Como se explica o fato de que um dos maiores e mais bem estruturados sistemas de vigilância epidemiológica do mundo passa por novo surto de febre amarela? Essa pergunta vem sendo feita nos últimos meses por estudiosos e cidadãos assustados com o retorno da doença. Afinal, 545 casos e 164 mortes foram registrados no país entre 1º julho de 2017 e 20 de fevereiro deste ano. Permanecem em investigação 422 de 1.773 casos suspeitos.

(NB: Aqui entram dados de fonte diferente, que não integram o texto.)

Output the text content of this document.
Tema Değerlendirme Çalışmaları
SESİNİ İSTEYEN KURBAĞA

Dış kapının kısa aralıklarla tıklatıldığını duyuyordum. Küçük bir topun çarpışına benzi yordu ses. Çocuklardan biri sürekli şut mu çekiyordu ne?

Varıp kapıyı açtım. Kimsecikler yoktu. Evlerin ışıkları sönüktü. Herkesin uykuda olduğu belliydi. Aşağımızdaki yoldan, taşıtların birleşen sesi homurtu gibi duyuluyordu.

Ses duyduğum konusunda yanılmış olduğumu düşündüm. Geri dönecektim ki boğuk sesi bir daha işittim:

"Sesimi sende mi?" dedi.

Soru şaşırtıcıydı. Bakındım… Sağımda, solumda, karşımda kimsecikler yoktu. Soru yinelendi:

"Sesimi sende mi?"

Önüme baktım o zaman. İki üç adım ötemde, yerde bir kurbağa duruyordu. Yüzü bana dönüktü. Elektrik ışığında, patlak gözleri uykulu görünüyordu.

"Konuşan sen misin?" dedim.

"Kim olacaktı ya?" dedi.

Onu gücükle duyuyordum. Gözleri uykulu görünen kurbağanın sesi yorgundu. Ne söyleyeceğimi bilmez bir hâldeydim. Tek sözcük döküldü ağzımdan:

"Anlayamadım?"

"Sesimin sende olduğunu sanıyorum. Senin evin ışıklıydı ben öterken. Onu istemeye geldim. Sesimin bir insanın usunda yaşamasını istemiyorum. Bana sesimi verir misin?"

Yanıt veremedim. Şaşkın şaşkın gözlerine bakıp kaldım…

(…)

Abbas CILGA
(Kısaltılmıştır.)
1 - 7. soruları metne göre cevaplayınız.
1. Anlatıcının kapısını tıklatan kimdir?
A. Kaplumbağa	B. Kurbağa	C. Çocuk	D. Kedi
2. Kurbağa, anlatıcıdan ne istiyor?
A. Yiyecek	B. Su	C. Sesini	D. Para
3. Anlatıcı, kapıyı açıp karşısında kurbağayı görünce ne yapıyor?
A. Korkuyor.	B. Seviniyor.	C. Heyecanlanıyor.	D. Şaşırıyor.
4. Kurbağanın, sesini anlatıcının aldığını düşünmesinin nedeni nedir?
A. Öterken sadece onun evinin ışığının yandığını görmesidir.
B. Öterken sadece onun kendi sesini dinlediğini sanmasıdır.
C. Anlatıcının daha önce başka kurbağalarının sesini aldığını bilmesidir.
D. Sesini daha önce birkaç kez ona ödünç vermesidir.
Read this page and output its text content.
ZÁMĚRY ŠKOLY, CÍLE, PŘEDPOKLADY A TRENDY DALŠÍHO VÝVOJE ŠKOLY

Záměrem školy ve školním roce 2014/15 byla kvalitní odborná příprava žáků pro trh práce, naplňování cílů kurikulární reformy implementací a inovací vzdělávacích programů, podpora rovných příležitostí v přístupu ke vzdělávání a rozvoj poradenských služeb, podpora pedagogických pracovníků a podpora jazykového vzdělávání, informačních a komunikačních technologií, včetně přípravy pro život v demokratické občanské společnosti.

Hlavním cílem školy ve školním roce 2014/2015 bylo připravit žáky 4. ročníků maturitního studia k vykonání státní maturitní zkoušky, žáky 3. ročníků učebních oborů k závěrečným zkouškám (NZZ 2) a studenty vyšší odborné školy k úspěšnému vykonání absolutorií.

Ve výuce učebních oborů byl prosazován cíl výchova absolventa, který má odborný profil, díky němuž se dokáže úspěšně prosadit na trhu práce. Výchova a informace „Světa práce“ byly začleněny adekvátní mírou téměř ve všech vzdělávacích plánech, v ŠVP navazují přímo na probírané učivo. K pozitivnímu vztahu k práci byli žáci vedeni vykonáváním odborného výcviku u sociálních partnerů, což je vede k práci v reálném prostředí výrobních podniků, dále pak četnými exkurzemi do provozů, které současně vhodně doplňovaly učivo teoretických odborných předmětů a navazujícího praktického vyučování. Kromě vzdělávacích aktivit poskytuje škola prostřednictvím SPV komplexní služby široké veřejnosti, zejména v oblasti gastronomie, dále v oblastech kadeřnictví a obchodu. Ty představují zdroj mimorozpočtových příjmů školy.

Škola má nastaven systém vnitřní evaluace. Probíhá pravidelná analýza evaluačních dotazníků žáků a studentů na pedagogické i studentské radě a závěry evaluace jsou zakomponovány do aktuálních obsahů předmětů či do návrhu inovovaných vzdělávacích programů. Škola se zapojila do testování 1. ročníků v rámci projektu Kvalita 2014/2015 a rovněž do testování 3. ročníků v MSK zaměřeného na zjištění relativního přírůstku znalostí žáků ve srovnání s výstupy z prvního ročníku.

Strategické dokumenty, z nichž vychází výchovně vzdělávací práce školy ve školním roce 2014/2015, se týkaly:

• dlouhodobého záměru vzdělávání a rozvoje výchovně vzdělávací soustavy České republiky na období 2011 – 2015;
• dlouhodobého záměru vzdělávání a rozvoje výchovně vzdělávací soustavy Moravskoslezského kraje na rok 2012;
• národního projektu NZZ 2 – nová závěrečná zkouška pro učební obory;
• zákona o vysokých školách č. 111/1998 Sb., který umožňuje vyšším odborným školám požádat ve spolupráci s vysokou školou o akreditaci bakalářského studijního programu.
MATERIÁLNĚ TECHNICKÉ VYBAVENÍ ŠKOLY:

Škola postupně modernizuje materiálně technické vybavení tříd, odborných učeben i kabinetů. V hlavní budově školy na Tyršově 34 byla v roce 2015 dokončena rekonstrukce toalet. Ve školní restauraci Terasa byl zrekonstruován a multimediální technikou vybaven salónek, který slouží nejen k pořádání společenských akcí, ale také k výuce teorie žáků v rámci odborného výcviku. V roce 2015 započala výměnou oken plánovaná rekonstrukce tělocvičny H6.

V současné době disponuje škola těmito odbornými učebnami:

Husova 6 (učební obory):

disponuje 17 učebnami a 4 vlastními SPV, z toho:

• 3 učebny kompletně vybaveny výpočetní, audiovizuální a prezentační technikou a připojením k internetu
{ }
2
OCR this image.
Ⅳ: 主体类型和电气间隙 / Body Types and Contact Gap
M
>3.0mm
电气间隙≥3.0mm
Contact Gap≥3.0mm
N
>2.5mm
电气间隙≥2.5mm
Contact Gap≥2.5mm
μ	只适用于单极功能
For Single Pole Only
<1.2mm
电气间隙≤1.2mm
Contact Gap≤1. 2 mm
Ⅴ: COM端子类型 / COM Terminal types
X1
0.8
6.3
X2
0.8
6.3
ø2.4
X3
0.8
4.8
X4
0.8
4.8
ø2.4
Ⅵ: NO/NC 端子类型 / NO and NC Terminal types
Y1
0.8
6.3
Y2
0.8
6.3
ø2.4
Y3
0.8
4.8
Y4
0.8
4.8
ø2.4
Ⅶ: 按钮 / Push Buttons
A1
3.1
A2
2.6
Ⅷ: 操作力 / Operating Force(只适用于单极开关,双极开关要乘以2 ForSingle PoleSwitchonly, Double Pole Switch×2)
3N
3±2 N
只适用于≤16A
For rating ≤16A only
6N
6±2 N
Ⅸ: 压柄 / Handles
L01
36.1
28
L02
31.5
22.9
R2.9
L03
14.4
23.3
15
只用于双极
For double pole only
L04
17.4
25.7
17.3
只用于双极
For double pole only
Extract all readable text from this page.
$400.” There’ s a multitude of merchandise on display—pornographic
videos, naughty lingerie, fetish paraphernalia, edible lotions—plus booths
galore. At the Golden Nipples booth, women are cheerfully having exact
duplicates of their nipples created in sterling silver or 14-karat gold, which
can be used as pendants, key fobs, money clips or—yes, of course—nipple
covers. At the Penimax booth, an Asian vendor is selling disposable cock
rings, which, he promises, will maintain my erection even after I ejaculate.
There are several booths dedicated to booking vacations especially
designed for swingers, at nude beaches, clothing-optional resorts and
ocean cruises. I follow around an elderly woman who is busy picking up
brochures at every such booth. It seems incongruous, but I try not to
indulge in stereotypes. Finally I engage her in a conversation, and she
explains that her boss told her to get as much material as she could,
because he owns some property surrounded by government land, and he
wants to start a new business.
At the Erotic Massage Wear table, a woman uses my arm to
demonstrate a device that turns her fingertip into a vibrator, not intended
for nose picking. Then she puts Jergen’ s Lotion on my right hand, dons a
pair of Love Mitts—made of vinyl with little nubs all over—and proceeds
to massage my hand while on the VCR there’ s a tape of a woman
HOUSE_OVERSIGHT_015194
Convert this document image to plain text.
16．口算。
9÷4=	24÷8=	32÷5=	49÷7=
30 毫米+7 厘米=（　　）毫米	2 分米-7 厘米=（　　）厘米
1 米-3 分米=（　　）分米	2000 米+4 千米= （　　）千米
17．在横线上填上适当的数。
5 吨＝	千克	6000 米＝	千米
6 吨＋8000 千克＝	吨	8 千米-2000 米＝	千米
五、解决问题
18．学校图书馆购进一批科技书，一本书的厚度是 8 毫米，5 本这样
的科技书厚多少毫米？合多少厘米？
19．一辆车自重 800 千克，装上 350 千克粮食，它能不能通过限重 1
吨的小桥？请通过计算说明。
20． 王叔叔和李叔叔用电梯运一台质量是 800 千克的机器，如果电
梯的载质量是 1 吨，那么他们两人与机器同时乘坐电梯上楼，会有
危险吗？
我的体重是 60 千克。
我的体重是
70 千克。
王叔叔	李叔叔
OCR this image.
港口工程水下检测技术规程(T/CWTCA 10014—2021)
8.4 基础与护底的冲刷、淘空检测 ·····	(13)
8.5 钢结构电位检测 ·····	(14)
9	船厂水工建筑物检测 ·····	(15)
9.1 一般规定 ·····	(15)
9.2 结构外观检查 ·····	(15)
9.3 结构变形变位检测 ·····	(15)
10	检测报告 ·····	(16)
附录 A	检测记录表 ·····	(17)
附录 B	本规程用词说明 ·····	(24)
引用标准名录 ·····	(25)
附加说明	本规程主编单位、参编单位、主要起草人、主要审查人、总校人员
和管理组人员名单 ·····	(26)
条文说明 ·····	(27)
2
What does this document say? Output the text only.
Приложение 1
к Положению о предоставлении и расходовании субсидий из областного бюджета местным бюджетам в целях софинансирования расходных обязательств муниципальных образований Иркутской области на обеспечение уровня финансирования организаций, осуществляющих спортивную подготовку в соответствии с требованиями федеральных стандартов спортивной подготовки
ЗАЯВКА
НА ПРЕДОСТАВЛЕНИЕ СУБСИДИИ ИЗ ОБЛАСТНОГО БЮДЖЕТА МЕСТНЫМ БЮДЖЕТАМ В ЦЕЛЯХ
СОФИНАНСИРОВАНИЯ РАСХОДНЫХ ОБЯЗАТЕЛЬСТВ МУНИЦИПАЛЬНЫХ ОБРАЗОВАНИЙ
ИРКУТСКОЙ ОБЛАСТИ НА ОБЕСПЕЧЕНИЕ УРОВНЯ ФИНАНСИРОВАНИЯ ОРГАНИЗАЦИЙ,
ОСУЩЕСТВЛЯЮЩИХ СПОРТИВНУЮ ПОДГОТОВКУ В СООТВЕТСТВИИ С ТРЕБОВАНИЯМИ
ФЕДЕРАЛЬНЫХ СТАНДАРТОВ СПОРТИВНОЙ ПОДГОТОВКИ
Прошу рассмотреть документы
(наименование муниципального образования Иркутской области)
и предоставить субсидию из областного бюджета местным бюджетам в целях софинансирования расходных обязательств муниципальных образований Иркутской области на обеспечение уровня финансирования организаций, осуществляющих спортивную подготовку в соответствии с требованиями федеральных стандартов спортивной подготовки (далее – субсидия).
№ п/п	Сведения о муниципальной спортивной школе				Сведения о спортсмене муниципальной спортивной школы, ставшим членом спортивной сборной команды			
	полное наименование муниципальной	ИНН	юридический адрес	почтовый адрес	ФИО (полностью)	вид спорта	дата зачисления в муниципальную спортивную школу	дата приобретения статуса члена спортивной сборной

No período equivalente anterior, foram confirmados 557 casos e 178 mortes.

O Brasil é o principal produtor mundial de vacina contra a febre amarela. Em períodos de normalidade, o Instituto de Tecnologia em Imunobiológicos Biomanguinhos, da Fundação Oswaldo Cruz (Fiocruz), pode disponibilizar até 48 milhões de doses por ano. Em situações emergenciais, esse número pode subir para 108 milhões. Uma nova fábrica, montada em parceria com um laboratório privado, também está produzindo o imunizante a um ritmo de 4 milhões de doses mensais.

Mesmo assim, os brasileiros temem o risco de ver retornar a transmissão do vírus da doença em ciclos urbanos provocados pela ação do mosquito Aedes aegypti. Desde 1942, os ciclos, a intervalos de seis a dez anos, são de natureza silvestre e provocados por movimentos do mosquito Haemagogus. De 1980 a 2004, foram confirmados 662 casos de febre amarela silvestre em seres humanos, com ocorrência de 339 mortes, representando uma taxa de letalidade de 51% no período de 24 anos. A taxa de letalidade do atual surto é de 30%, mas a média é de 68,1 casos a cada 30 dias num período de apenas 8 meses.

As possibilidades de explicação são variadas e envolvem complexas interações ambientais, sociais, econômicas e políticas. Por isso, ninguém se arrisca a fazer afirmações taxativas sobre a turbulência vivida pelo Brasil a partir do momento em que as chuvas de verão fizeram o trabalho de converter os ocos das árvores em um ambiente para procriação do mosquito silvestre.

As respostas mais consistentes, partidas de estudiosos com larga credibilidade, traçam um panorama que reúne danos ambientais, ocupação desordenada do solo e equipes de vigilância em saúde desarticuladas ou desmobilizadas. Some-se a esses fatores uma população carente de informações científicas seguras e, em certos aspectos, nada conscientes de seus deveres quanto ao controle de vacinas e outras formas de prevenção — entre elas, o uso de repelentes.

Sinais nítidos desse despreparo foram as perseguições a macacos, enganosamente acusados de transmitir a doença aos humanos, e a corrida aos postos de saúde por parte de pessoas que não tinham tanta urgência em receber a vacina — seja porque não se encontravam em áreas de risco, seja porque não iriam se deslocar para alguma delas. Na sequência da onda de pânico, muitos aparentemente passaram a minimizar o perigo e deixaram de procurar a vacinação onde havia disponibilidade do material.

Em setembro do ano passado, o ministro da Saúde, Ricardo Barros, disse que o surto iniciado no verão anterior chegara ao fim, cerca de dois meses depois do último caso, registrado no Espírito Santo. “Segundo a pasta, a prevalência da doença é nos meses de calor, entre dezembro e abril, e, com o fim dessa sazonalidade, a expectativa é que o número de casos diminua”, noticiou a Agência Brasil.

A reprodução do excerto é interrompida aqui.